After the couple knows what their monthly expenses are, how do they split them up? If they basically make the same, then it's very simple. They both put $750 a month into the kitty. If one partner makes twice what the other makes, then one partner puts in $500 and the other puts in $1,000. They each pay the appropriate percentage based on their income. This means they are both contributing toward the common goals of the relationship and they both have their own money to use however they wish to use it. No one needs to ask permission to buy an item. If one partner wants to treat the other to breakfast, a movie or to buy a gift, it's a romantic gesture. Using this system, the couple, as well as, each of the partners are taken into consideration. Intimacy and loving are created. This system also works with families where children are involved. It just needs a bit of modifying to account for all of the members in the family.

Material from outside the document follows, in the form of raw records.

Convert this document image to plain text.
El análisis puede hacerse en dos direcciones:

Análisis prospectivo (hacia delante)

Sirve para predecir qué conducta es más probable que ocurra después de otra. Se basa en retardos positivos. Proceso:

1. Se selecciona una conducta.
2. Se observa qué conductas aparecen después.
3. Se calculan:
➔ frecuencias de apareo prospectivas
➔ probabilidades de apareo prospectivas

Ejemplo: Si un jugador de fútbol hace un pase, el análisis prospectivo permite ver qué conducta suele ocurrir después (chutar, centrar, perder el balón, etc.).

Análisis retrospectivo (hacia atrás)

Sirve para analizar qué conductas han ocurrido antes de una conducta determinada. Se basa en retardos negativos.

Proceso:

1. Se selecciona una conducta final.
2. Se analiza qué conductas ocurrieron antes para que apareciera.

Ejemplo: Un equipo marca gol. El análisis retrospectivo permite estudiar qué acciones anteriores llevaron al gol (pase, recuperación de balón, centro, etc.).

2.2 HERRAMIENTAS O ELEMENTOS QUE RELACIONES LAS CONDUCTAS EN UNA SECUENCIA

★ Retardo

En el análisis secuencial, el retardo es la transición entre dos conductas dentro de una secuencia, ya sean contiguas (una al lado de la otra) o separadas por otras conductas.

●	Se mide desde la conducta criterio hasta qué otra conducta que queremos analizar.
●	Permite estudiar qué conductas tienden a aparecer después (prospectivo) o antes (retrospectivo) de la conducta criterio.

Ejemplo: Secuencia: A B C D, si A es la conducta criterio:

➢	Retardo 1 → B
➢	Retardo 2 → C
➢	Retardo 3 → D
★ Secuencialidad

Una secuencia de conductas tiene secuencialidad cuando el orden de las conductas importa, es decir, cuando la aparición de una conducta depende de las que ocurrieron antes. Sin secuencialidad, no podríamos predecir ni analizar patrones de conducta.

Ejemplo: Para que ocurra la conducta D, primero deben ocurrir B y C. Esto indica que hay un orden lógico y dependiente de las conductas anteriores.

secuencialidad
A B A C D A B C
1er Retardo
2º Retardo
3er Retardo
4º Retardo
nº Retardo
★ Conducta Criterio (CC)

There is another aspect to money that I would like to address. Some people can get very petty when it comes to keeping track of money. They want to balance it out to the penny. This is important to know. Some people want to ignore this and that's when they get into trouble. The question in my mind is, "How do we use this information to create more loving and intimacy in the relationship?" I would suggest that you have fun with it. There is a part of us that I call the "basic self" and it's that part that keeps track of the money. The basic self's job is to keep us alive and money -- being energy or a source of energy -- is important if we are to survive on this planet. Therefore, from the basic self's point of view, tracking money is just its way of making sure no one dies. So if a couple embraces the tracking of money as a way of supporting each others survival, the idea of counting dollars becomes a powerful way to say "I love you" to each other. They can feel like they are working together so they can not only survive, but thrive -- together!

So, please count your money together. When you do you are saying to each other: "I love you. I care about you. I want to create a space where we can share our lives together." Joy is present and all aspects of you, even your basic self, will be smiling.